It's another week teeming with releases. Falling between the cracks this week is the Vampyros Lesbos LP reissue, Cotton Jones, and Dalek's Gutter Tactics. Elsewhere DJ Rupture and The Ex's Andy Moor release Patches, Kylie Minogue gets remixed, and Omar Rodriquez-Lopez tries besting Bob Pollard by putting out yet another record everyone will forget about in one month. Here are some of today's highlights:
Bruce Springsteen - Working On a Dream
CD (Columbia)
Working On A Dream is the latest Bruce Springsteen record, recorded with the reconvened E Street Band. Seems like the dreams they've been working on together for the Boss' 24th record have become pretty standard of his more recent full-lengths, like The Rising and Magic. It's kind of underwhelming. But his gift for a passionate, tuneful lyric is still there and the music will resonate deep in soil of America and in the hearts of his lifelong fans. He has already taken home a Golden Globe Award for his song The Wrestler, featured in film of the same name, which is included here as a bonus track.
Franz Ferdinand - Tonight
CD/LP (Sony)
Forgive my ignorance, I haven't listened to anything this band has done besides their first record, which I grew to dislike more and more every time I heard it. Nothing about that band's music interests me. So I asked my FFFF (Favorite Franz Ferdinand Fan), Crocodile booker/talent buyer Eli Anderson, if he would like to share the virtues of their latest.
Thanks Eli. My eyes are like marbles on a washing machine after reading that.Franz Ferdinand went ahead and made a third record even though no one cared about their pretty damn good second record. Apparently Americans just don't like music unless it's hitting them over the head with a golden hammer.
The press on this record so far seems to be "Ooooo! Keyboards!" And there are some neat production tricks and cool arrangements. But no one is reinventing the wheel here. This is pop, plain and simple, and frankly it's some of the most forceful pop anyone is likely to hear all year.
The Franz do their best to hide their inner-Wings (read: the band who willingly played "Silly Loves Songs" in front of people…total sissy move, great song though it may be) under ball-busting choruses, but really this is a collection of songs about kissing your ex's picture, being a doormat, getting some girl's phone number written illegibly on your hand and staring at your cell phone hoping it will ring.
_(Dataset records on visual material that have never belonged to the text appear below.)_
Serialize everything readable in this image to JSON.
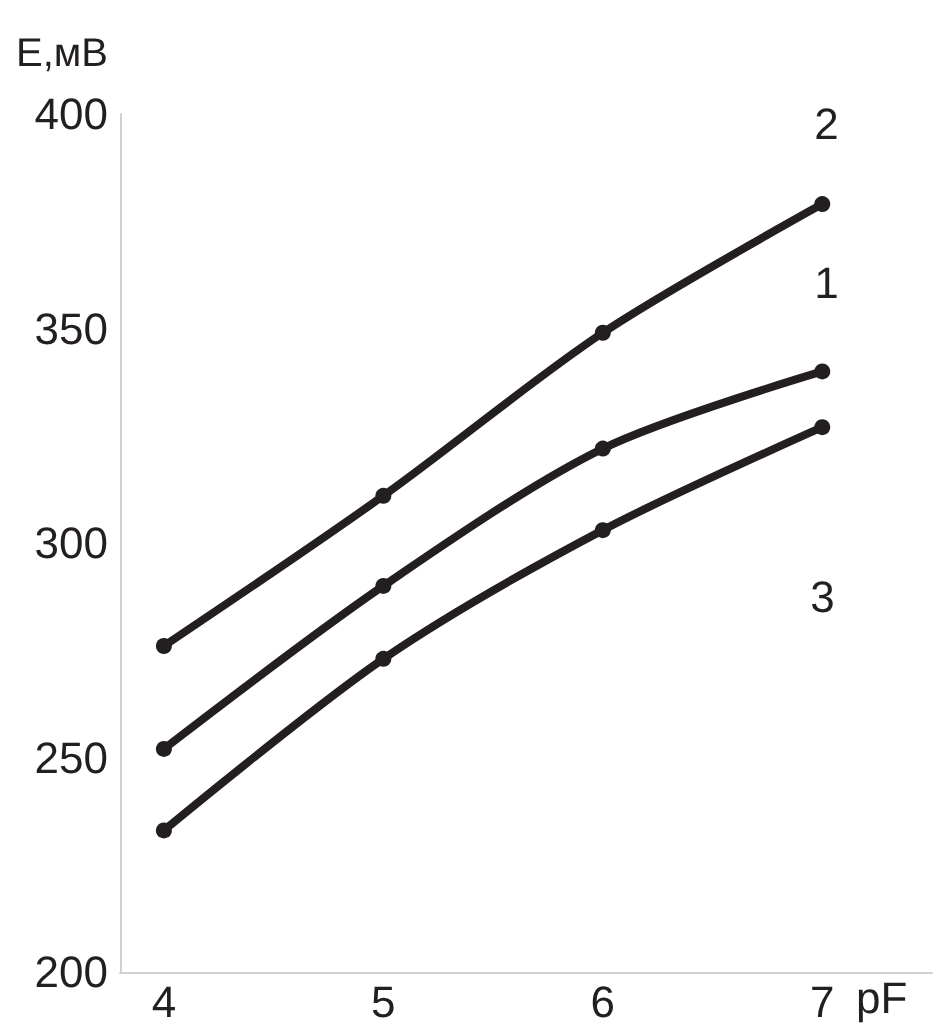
{
  "chart_data": {
    "type": "line",
    "xlabel": "pF",
    "ylabel": "E,мВ",
    "x": [
      4,
      5,
      6,
      7
    ],
    "series": [
      {
        "name": "1",
        "color": "#231f20",
        "values": [
          252,
          290,
          322,
          340
        ]
      },
      {
        "name": "2",
        "color": "#231f20",
        "values": [
          276,
          311,
          349,
          379
        ]
      },
      {
        "name": "3",
        "color": "#231f20",
        "values": [
          233,
          273,
          303,
          327
        ]
      }
    ],
    "xlim": [
      3.8,
      7.5
    ],
    "xticks": [
      4,
      5,
      6,
      7
    ],
    "ylim": [
      200,
      400
    ],
    "yticks": [
      200,
      250,
      300,
      350,
      400
    ],
    "grid": false,
    "legend": false,
    "marker": "circle",
    "line_style": "solid"
  }
}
But they make it sound cool, even somehow desirable, and that is really the effortless brilliance of this band. They just sound cool and I think we'd all be hard pressed to think of another band that does that effectively.
Also, this is a really good album for listening to while you wear sunglasses. Bonus points for having the best pop drummer in the world and writing the best simile I've heard in years ("Eyes like marbles on a washing machine").
All The Saints - Fire In Corridor XMy faith in Touch & Go isn't as strong as it was in the nineties and early parts of this decade, but it has quickly been coming back over the last few months. First, T&G reissued Crystal Antlers blistering EP, now they're issuing All The Saints Fire In Corridor X, both products of the demand-repeat-listening variety. The Atlanta-based All The Saints saturate the record with squalls of feedback and thunderous drumming amid ominous drones and dreamy vocal reverb. Heavy. Narcotic. The grudge renaissance is now.